Wzorem wielu innych krajów polski rząd zdecydował się wprowadzić od 1 stycznia 2021 r. tak zwaną opłatę cukrową od dosładzanych napojów. Podatki od napojów słodzonych wprowadziły już wcześniej m.in. Dania, Węgry, Portugalia, Francja i Wielka Brytania. Podatek ten składa się z dwóch opłat: części stałej wynoszącej 50 gr za każdy litr napoju zawierającego 5 g lub mniej cukru lub słodzika na 100 ml napoju oraz części zmiennej wynoszącej 5 gr za każdy gram cukrów powyżej 5 g w 100 ml napoju. Z opłaty stałej wyłączone są napoje zawierające minimum 20% soku, z kolei całkowicie z opłat wyłączona jest m.in. żywność specjalnego przeznaczenia medycznego.

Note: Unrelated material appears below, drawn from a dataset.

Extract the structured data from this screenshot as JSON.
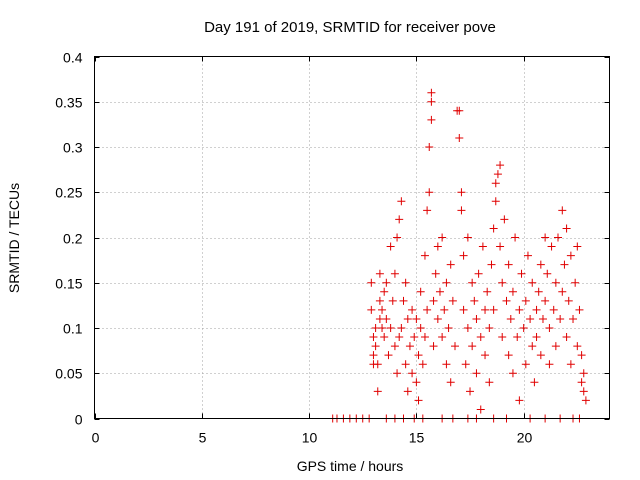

Od początku drogi legislacyjnej projekt ten budził wiele kontrowersji. Oponenci tego rozwiązania nie widzą zasadności „karania” obywateli za ich wybory żywieniowe, zwracają uwagę na nikłą skuteczność tego rodzaju podatku oraz zarzucają rządowi próbę ratowania budżetu państwa pod przykrywką wyższych wartości. Z drugiej strony, zwolennicy tego rozwiązania zwracają uwagę na interes publiczny, który uzasadnia ograniczenie ,,pokus” skłaniających jednostkę do szkodzenia swojemu zdrowiu.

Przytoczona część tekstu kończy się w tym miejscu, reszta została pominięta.